A company’s ability to adapt is arguably its core competitive advantage. Research by global law firm Howard Kennedy found that 82% of businesses consider Agility important to their future, driving more businesses to kick-start their agile transformation.
In 2001, my Adaptavist colleague Jon Kern co-wrote the Agile Manifesto. Since then, Agile methodology has grown beyond software development and is now applied across departments and into portfolio management. Companies embarking on Agile need to focus on collaboration and self-organization and their ability to manage constant change rather than being locked into rigid constraints.
Becoming an Agile enterprise requires a holistic, company-wide approach. A cultural transformation, not from the typical “top-down or bottom-up” but also horizontally, across the entire business, including its people, processes, and technology, is fundamental. It is the intersection of these three aspects that will drive change.
As Agile ways of working move beyond software teams, it can drastically improve a company’s resilience and productivity. Microsoft’s Future of Business Resilience report found that Agile businesses are not only close to 50% faster to market, but they also see 20% -30% higher productivity, as well as financial lifts upwards of 20-30%.
However, organizations ready to embrace change must understand it doesn’t happen overnight. It’s okay to experiment as we learn what works best for our culture, our employees and our customers this way. And learning is, in itself, a huge part of success.
In praise of failure
An outdated belief persists that employees should be punished when they make mistakes. It’s a leadership style from the reign of the empirically structured office when workers were expected to deliver error-free work and prove their value by the number of hours worked.
This philosophy was designed to “motivate” workers. But the reality is that it often achieves the exact opposite, ridding workers of their confidence and creating a fearful, inflexible work environment in which they can’t thrive.
The Adaptavist Group conducted a work study that found close to 60% of employees globally believe productivity needs to focus on the quality of work versus the number of hours logged – a clear indicator that the workplace and management must evolve. Yet many executives still dig in their heels – likely out of fear of failure.

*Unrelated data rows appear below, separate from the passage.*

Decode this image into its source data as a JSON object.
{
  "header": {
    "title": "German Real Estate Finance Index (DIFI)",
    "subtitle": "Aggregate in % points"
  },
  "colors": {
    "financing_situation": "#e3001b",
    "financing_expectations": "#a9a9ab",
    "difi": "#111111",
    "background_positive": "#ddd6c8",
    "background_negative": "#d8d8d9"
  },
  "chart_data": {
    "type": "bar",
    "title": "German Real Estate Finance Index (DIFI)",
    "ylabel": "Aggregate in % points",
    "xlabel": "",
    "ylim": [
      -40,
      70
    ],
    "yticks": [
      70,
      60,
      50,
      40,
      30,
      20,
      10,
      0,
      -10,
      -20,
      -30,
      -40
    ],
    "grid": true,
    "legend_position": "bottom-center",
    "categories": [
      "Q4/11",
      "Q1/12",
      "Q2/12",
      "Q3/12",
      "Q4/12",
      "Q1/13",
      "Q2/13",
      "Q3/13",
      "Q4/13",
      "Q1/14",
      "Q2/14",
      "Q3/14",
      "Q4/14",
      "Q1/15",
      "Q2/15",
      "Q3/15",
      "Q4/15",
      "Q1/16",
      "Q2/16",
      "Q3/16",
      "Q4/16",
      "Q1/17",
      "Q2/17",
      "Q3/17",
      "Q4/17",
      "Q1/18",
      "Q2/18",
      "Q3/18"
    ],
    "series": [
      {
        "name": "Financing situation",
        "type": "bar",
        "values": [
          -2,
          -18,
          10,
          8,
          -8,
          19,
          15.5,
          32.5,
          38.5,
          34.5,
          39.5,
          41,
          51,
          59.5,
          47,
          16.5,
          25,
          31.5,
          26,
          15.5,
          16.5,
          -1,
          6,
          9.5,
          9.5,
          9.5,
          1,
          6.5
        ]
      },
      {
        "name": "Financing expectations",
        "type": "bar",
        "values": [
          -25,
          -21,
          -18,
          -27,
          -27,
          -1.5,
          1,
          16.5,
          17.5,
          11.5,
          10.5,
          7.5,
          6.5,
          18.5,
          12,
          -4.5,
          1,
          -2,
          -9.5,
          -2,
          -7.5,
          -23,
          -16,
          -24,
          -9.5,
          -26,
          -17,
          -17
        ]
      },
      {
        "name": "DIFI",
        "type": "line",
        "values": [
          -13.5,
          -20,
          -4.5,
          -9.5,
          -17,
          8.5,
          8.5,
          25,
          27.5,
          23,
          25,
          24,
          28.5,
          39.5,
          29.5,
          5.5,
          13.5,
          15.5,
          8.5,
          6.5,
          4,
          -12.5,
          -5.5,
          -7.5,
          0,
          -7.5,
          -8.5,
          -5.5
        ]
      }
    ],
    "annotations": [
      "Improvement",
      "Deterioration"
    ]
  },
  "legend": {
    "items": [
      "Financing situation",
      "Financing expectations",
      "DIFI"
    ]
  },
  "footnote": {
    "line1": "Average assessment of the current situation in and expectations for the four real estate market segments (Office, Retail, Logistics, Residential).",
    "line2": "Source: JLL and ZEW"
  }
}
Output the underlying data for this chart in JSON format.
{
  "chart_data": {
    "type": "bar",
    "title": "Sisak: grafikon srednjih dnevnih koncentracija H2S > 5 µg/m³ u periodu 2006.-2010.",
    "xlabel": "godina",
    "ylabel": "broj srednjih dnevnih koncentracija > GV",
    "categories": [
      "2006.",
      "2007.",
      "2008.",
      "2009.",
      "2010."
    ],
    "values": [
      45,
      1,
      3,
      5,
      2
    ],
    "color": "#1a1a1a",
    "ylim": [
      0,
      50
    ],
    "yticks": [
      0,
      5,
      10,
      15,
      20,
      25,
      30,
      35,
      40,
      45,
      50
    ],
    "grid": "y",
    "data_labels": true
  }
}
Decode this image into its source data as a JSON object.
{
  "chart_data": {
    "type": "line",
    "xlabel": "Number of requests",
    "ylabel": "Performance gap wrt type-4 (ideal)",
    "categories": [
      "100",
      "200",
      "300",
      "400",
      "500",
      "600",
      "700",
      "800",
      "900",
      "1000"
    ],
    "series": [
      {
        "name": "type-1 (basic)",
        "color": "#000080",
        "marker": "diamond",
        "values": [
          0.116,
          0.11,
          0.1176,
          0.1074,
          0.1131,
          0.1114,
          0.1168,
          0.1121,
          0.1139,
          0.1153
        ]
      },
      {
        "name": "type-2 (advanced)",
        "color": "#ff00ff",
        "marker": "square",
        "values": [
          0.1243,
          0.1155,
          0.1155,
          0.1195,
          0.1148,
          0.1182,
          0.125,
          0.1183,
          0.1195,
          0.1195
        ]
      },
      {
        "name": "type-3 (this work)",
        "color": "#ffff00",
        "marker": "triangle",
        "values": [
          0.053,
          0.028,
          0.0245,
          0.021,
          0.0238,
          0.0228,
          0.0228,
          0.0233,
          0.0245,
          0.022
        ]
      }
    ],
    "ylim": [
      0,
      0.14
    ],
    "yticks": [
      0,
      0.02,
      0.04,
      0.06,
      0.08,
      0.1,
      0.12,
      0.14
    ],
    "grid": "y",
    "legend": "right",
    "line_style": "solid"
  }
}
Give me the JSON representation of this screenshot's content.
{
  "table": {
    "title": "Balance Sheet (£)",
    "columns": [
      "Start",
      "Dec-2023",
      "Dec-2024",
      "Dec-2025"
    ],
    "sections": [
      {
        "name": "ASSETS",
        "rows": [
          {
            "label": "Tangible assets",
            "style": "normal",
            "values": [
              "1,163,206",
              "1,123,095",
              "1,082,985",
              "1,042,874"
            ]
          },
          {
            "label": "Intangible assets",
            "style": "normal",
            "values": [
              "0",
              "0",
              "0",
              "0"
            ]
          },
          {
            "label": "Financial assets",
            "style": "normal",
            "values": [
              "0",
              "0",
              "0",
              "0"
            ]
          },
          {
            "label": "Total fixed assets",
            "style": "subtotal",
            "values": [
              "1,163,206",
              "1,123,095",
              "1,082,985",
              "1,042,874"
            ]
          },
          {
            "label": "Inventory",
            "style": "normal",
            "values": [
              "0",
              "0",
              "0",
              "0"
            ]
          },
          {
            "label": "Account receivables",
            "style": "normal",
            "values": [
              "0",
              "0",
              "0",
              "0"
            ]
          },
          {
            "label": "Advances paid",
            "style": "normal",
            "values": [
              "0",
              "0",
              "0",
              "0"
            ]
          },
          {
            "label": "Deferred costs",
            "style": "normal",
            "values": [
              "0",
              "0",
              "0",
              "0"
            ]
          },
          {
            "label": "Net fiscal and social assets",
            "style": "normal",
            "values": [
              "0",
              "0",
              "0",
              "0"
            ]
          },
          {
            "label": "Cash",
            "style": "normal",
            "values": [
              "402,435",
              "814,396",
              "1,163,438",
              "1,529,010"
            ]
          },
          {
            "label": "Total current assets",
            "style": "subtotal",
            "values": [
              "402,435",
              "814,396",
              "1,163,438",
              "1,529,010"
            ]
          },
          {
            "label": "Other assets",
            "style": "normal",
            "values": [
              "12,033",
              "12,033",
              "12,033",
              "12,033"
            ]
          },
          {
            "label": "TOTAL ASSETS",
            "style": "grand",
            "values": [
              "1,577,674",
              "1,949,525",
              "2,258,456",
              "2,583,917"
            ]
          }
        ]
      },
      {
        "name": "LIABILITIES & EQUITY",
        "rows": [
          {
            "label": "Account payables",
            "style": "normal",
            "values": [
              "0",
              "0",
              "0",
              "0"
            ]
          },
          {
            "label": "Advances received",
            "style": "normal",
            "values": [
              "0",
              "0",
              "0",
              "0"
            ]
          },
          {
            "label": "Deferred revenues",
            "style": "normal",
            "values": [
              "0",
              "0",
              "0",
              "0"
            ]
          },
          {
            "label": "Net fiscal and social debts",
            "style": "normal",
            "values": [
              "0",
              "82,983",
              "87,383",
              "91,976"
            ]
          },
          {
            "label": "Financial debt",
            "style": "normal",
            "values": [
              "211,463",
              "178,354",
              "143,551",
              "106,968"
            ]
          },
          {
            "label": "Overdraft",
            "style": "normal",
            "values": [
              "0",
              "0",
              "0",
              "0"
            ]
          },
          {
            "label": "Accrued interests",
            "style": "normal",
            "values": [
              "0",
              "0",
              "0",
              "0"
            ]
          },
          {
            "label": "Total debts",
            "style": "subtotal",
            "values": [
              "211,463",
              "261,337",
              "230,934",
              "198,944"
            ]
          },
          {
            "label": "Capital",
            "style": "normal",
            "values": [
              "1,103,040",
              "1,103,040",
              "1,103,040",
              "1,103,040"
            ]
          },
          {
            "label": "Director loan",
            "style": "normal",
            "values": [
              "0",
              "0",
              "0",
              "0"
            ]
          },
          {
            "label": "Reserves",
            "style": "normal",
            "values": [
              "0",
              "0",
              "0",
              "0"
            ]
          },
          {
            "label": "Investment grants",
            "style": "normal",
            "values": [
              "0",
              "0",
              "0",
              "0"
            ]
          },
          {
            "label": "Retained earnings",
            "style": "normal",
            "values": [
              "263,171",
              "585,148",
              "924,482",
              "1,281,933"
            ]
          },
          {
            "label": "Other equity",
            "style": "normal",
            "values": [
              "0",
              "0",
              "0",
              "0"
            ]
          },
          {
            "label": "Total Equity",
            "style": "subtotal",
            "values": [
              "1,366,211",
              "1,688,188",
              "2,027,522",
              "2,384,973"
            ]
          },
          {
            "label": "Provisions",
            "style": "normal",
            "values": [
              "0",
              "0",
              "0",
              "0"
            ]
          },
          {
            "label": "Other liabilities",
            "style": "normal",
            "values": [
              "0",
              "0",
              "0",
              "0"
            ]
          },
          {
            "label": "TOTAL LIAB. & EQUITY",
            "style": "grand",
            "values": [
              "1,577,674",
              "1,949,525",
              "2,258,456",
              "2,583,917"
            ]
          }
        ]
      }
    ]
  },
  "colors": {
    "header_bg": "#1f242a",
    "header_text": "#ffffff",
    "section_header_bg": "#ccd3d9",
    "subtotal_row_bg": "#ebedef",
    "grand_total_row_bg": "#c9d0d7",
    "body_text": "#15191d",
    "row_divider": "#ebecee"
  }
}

This is a real paradox since most successful business leaders embrace mistakes as crucial learning opportunities. As Bill Gates says, “It’s fine to celebrate success, but it is more important to heed the lessons of failure.” When embracing new ways of working, these words carry a critical lesson – people need time to learn and experiment and to do so without the risk of repercussions.
Experimenting with new ways of working
In other words, you need to be Agile in order for your transformation to succeed. One way to do this is by piloting this cultural shift before implementing it across your entire organization.
As an example, there’s one company I worked with that embraced this concept by first asking everyone in their business, “Who wants to be part of a pilot?” Then, they conducted interviews and assessments to pick their pilot team, who became known as their Agile ambassadors.
They extended the program to other teams and projects, and as they did, they continued to learn and share knowledge and best practices. The pilot became a community where employees discussed problems and collaborated on solutions before communicating their learnings with the rest of their company as “one voice.”
This experiment allows you to learn about the dynamics of the people within your organization and any cultural issues or mindset challenges that might obstruct a successful transformation. Moreover, it gets people on board with the shift by sharing successes and learnings across your company.
Accepting steps forward and backward as progress
This strategy will only work when leaders overcome their own fear of failure. Although becoming an Agile enterprise requires buy-in from every department and team member, your plans won’t see the light of day if there’s resistance to change at the top. From what I’ve seen, a business’ Agile journey usually fails because of fear of change and a lack of understanding.
Executives must treat their transition to Agile as an educational journey, even though this complex and fast-changing landscape might tell them to do the opposite. Moreover, they must embrace greater autonomy within their organizations, relinquishing control and welcoming mistakes as learning opportunities.
After all, the result is an organization capable of making critical decisions faster and more confidently. This Agility is becoming the most significant differentiator among businesses in today’s ever-changing environment.